The Megacycle wrought by technology. A Megacycle, is a transformation of the human enterprise on the scale of the Hunter-Gatherer Revolution 100,000 years ago, the Agricultural Revolution 10,000 years ago, the Industrial Revolution just over 200 years ago and the Petro-Industrial Revolution about 90 years ago. In each case, major changes in technology and energy produce a near-total transformation of how humankind earn a living, where they live, how they get around, how they communicate and what constitutes assets or wealth. The good news is that over time such transformations vastly increase human material wellbeing. The bad news is that since the Industrial Revolution, after a period of euphoric innovation and growth, such transformations are invariably punctuated by a second phase of severe economic and financial turmoil and war before arriving at a condition of relatively stable prosperity and rising stock prices. The electronic technology revolution produced the first phase of euphoric growth of the current Megacycle in the late 1980s and especially in the 1990s. Unlike the previous Megacycles, however, the present technological transformation has not been preceded or accompanied by a corresponding transformation in energy. We are still mired in the Petro-Industrial age with oil as our prime mover. Consequently, the economic and geopolitical frictions associated with the replacement of oil by the next dominant form of energy, has, since the First Oil Shock in 1973, heightened the economic, financial and political turmoil usually associated with the second phase of a Megacycle. This has been particularly true in the first decade of the new millennium. The implications of the troubling second phase of the present Megacycle are only dimly understood by the conventional wisdom.

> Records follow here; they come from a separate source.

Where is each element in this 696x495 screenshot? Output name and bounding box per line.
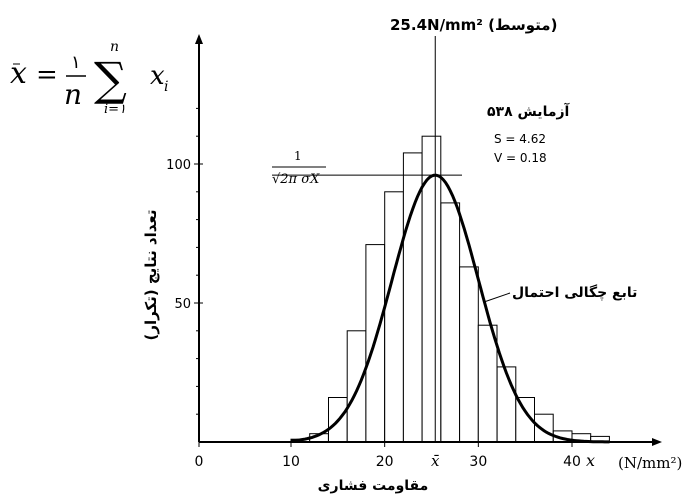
histogram-bars xyxy=(290,135,610,443)
formula-equals: = xyxy=(36,60,58,90)
curve-label: تابع چگالی احتمال xyxy=(512,284,637,301)
formula-lhs: x xyxy=(10,56,27,91)
x-tick-label: 0 xyxy=(195,454,204,470)
stats-block: ۵۳۸ آزمایش S = 4.62 V = 0.18 xyxy=(487,102,571,165)
formula-denominator: n xyxy=(64,78,82,111)
histogram-bar xyxy=(346,330,367,443)
x-tick-label: 10 xyxy=(282,454,300,470)
y-axis-arrow xyxy=(195,34,203,44)
curve-label-pointer xyxy=(483,292,511,303)
stats-s: S = 4.62 xyxy=(494,132,546,146)
histogram-bar xyxy=(384,191,404,443)
pdf-peak-denominator: √2π σX xyxy=(272,172,320,187)
xbar-label: x̄ xyxy=(431,452,440,470)
x-axis-arrow xyxy=(652,438,662,446)
mean-formula: x = ۱ n n ∑ i=۱ x i xyxy=(10,39,168,117)
stats-count: ۵۳۸ آزمایش xyxy=(487,102,571,120)
x-symbol-label: x xyxy=(586,451,595,470)
sigma-symbol: ∑ xyxy=(94,52,127,106)
pdf-curve xyxy=(290,173,610,444)
formula-sum-lower: i=۱ xyxy=(104,102,126,117)
plot-area: 0 10 20 30 40 50 100 xyxy=(166,34,662,470)
stats-v: V = 0.18 xyxy=(494,151,547,165)
formula-term: x xyxy=(150,61,165,91)
x-unit-label: (N/mm²) xyxy=(618,454,682,472)
histogram-bar xyxy=(496,366,517,443)
x-tick-label: 20 xyxy=(376,454,394,470)
histogram-bar xyxy=(534,413,554,443)
x-tick-label: 30 xyxy=(469,454,487,470)
mean-label: 25.4N/mm² (متوسط) xyxy=(390,16,557,34)
formula-sum-upper: n xyxy=(110,39,119,55)
x-axis-label: مقاومت فشاری xyxy=(318,478,429,494)
axis-ticks: 0 10 20 30 40 50 100 xyxy=(166,107,581,470)
x-tick-label: 40 xyxy=(563,454,581,470)
pdf-peak-label: 1 √2π σX xyxy=(272,149,326,187)
histogram-bar xyxy=(440,202,461,443)
histogram-bar xyxy=(459,266,479,443)
formula-term-sub: i xyxy=(164,79,168,95)
pdf-peak-numerator: 1 xyxy=(294,149,302,163)
y-tick-label: 100 xyxy=(166,158,191,173)
formula-numerator: ۱ xyxy=(71,52,81,73)
y-tick-label: 50 xyxy=(174,297,191,312)
histogram-bar xyxy=(477,324,498,443)
y-axis-label: تعداد نتایج (تکرار) xyxy=(142,209,160,340)
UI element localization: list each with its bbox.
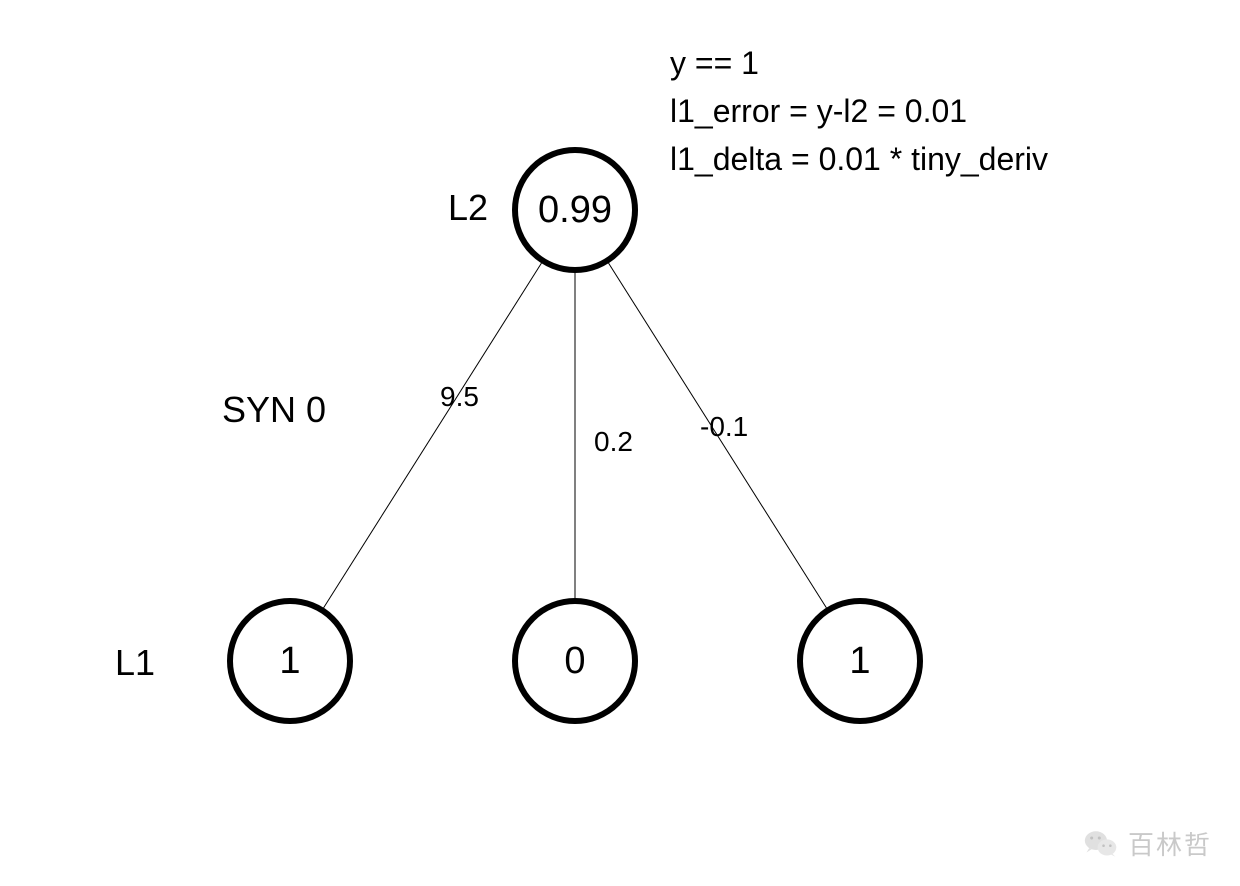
layer-label: L1 — [115, 642, 155, 684]
node-value: 0 — [564, 640, 585, 682]
node-value: 1 — [849, 640, 870, 682]
annotation-line: l1_delta = 0.01 * tiny_deriv — [670, 141, 1048, 178]
edge-weight-label: 0.2 — [594, 426, 633, 458]
watermark: 百林哲 — [1084, 825, 1212, 862]
edge-weight-label: -0.1 — [700, 411, 748, 443]
annotation-line: l1_error = y-l2 = 0.01 — [670, 93, 967, 130]
annotation-line: y == 1 — [670, 45, 759, 82]
edges-group — [322, 261, 828, 611]
wechat-icon — [1084, 827, 1118, 861]
node-value: 0.99 — [538, 189, 612, 231]
edge-weight-label: 9.5 — [440, 381, 479, 413]
node-value: 1 — [279, 640, 300, 682]
edge — [322, 261, 543, 611]
watermark-text: 百林哲 — [1128, 825, 1212, 862]
layer-label: SYN 0 — [222, 389, 326, 431]
layer-label: L2 — [448, 187, 488, 229]
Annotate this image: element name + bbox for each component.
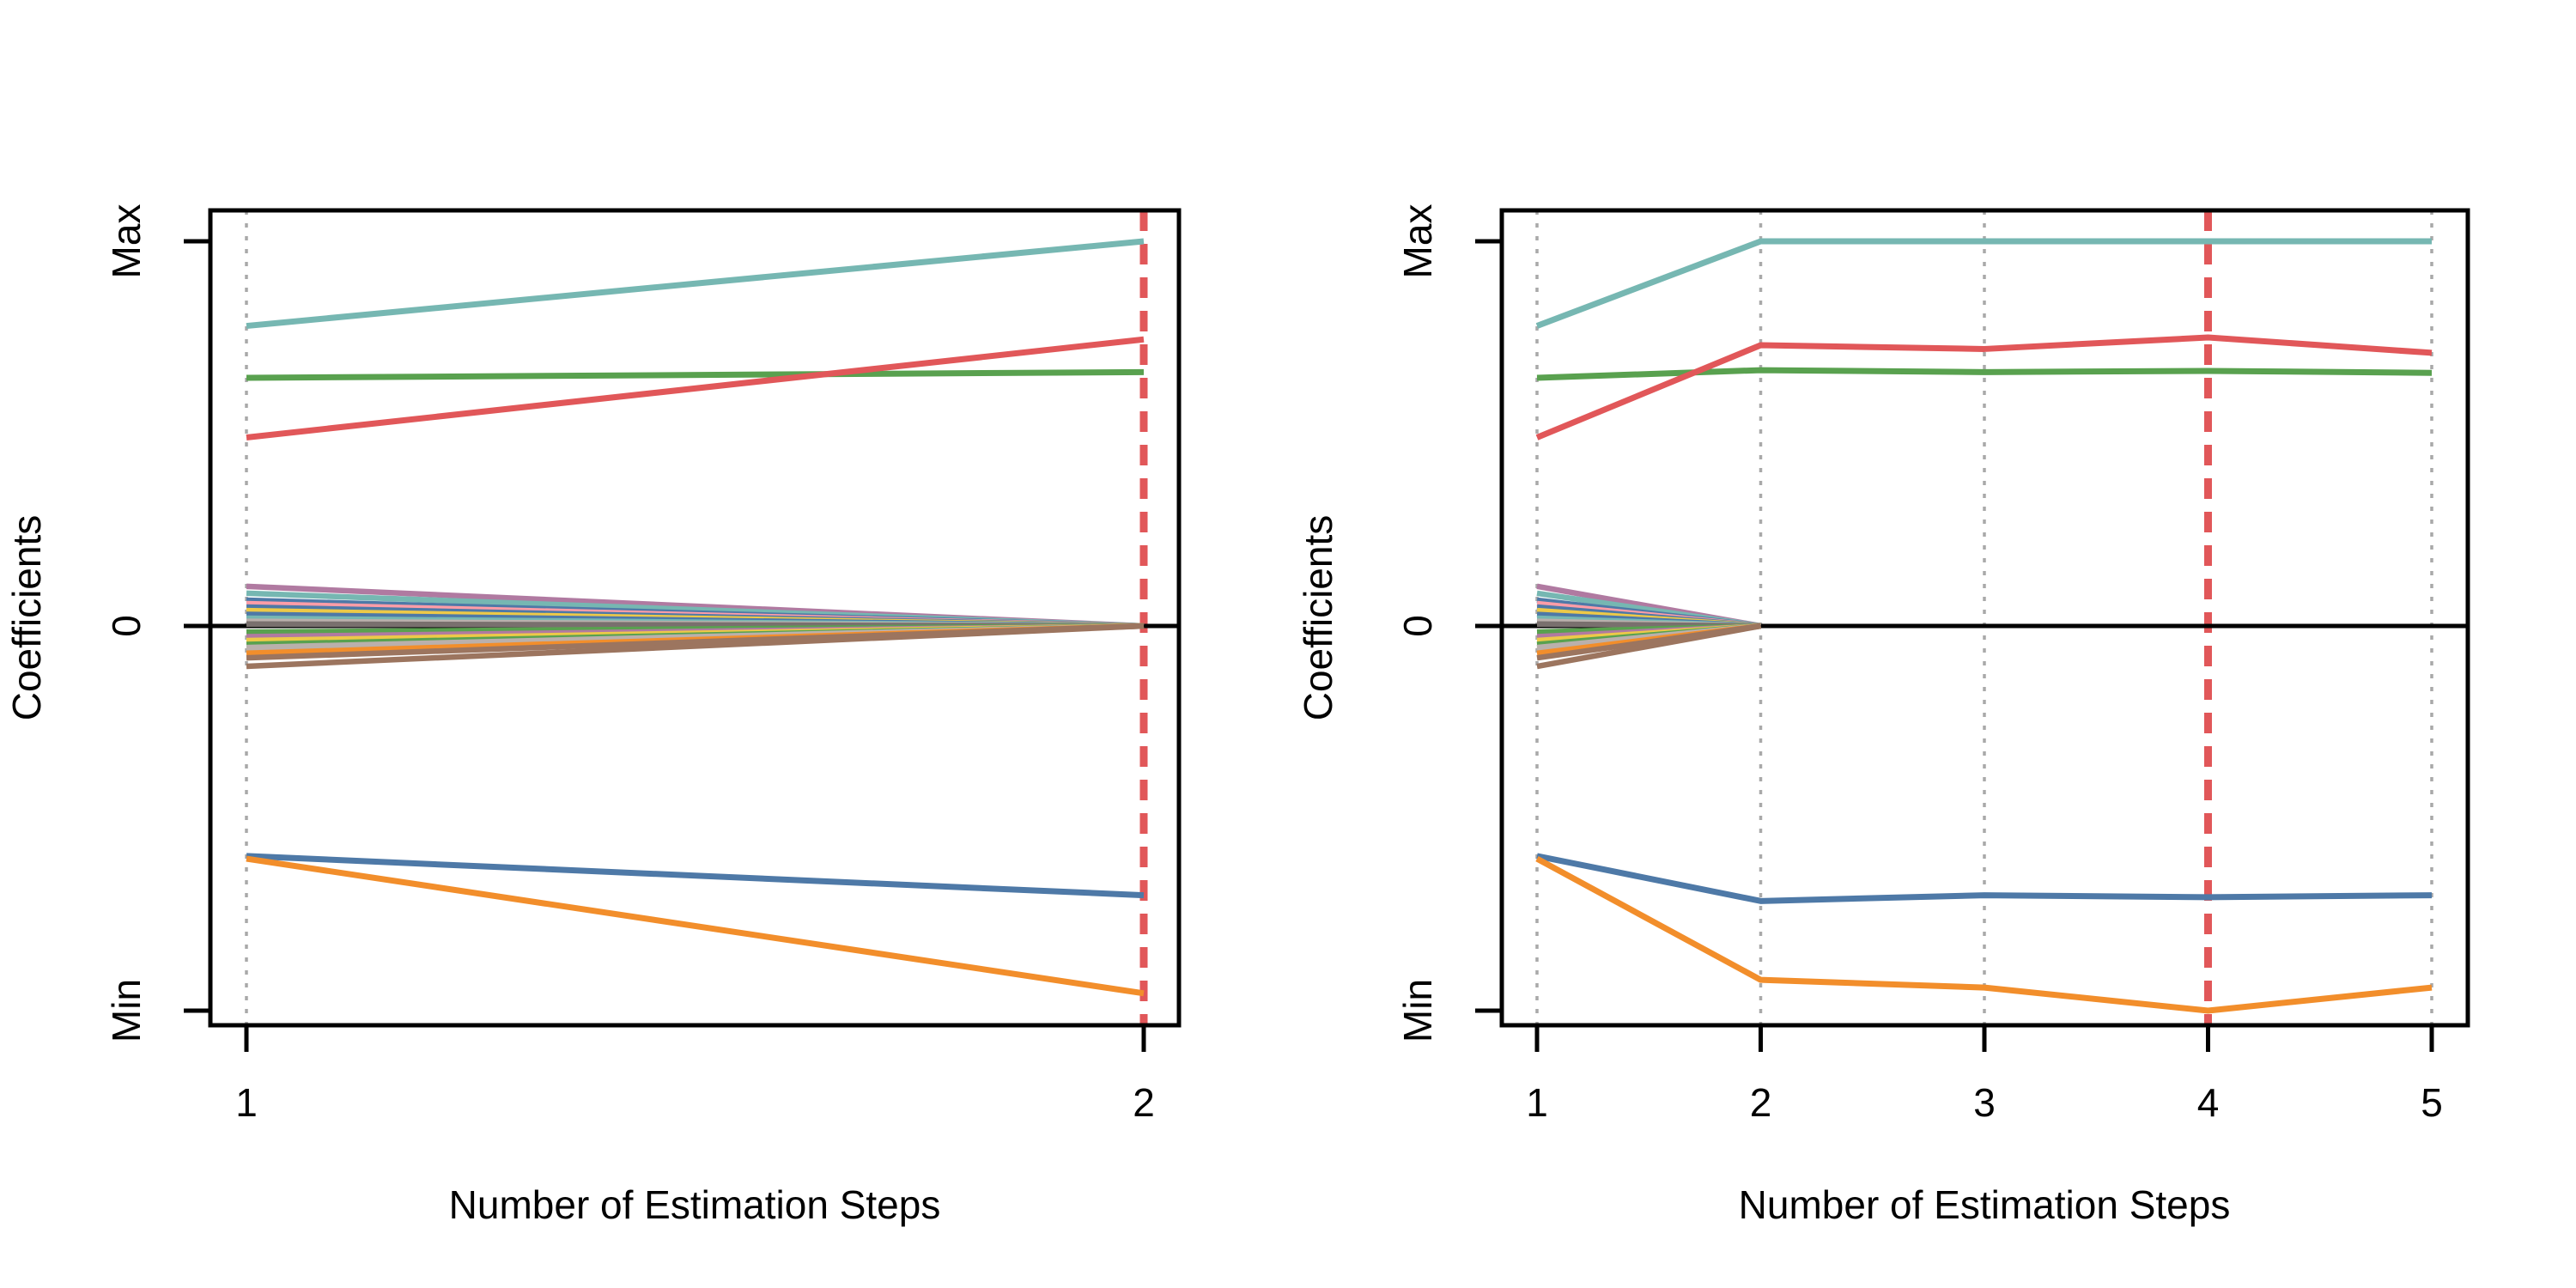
y-axis-title: Coefficients: [1296, 515, 1340, 721]
coef-path-teal: [1535, 238, 2432, 329]
y-tick-label-max: Max: [1395, 204, 1440, 279]
x-tick-label-4: 4: [2197, 1080, 2220, 1125]
step-guide-lines: [245, 210, 1148, 1025]
y-tick-label-min: Min: [104, 979, 149, 1042]
main-coefficient-paths: [1535, 238, 2433, 1014]
x-axis-title: Number of Estimation Steps: [1739, 1182, 2231, 1227]
plot-border: [208, 208, 1182, 1028]
y-tick-label-max: Max: [104, 204, 149, 279]
x-tick-label-3: 3: [1973, 1080, 1996, 1125]
coef-path-red: [1535, 334, 2433, 440]
shrinking-coef-path: [1536, 623, 1762, 670]
shrinking-coefficient-bundle: [246, 583, 1145, 670]
step-guide-lines: [1535, 210, 2433, 1025]
coef-path-orange: [246, 855, 1145, 997]
left-plot: Max 0 Min 1 2 Coefficients Number of Estimatio…: [4, 204, 1182, 1227]
x-axis-title: Number of Estimation Steps: [449, 1182, 941, 1227]
coef-path-red: [246, 336, 1145, 440]
x-tick-label-1: 1: [1526, 1080, 1548, 1125]
coef-path-green: [246, 368, 1145, 381]
shrinking-coefficient-bundle: [1536, 583, 1762, 670]
y-tick-label-min: Min: [1395, 979, 1440, 1042]
main-coefficient-paths: [246, 238, 1145, 997]
coef-path-blue: [246, 853, 1145, 899]
coef-path-orange: [1535, 855, 2433, 1014]
x-tick-label-1: 1: [235, 1080, 258, 1125]
coef-path-teal: [246, 238, 1145, 330]
coef-path-green: [1536, 367, 2433, 381]
x-tick-label-5: 5: [2421, 1080, 2443, 1125]
y-axis-title: Coefficients: [4, 515, 49, 721]
right-plot: Max 0 Min 1 2 3 4 5 Coefficients Number of Estima…: [1296, 204, 2470, 1227]
y-tick-label-0: 0: [104, 615, 149, 637]
coef-path-blue: [1536, 853, 2433, 904]
y-tick-label-0: 0: [1395, 615, 1440, 637]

The confluence of these five themes has created the conditions for a “Perfect Storm” economically. The resulting economic contraction is likely to be longer and deeper than the conventional wisdom expects. Therefore, my overriding advice to subscribers is to:

  1. Preserve capital. “Above all, don’t lose money.” Be wary of the stock and bond markets and the dollar as long as present dangerous trends persist in the economy. (Stocks and bonds are presently below lines-in-the-sand set forth in my last (May 16, 2008) Quarterly Report, and, therefore should be avoided. Stay liquid, particularly in the euro ambit, and British pound, and to a lesser extent in short-term U.S. government debt instruments. Ride the horse in the direction it’s going, particularly in the currency, gold and energy markets. But have some technical indicators – trendline, slow stochastic, moving averages, momentum indicator, Bollinger band or combinations thereof — in your back pocket that signals a change of trend, and heed them.
  2. Maintain a contrarian mindset. Be skeptical of the conventional wisdom and always on the lookout for turns in the road, particularly when the consensus agrees that the road will be straight “for the foreseeable future.”
  3. Be cyclically aware and responsive. This means a) monitoring the progress of the economic cycle. b) allocating assets profitably in relation to the current state of the economic cycle, owning those assets supported by economic forces at the time, and avoiding those likely to be depressed by them.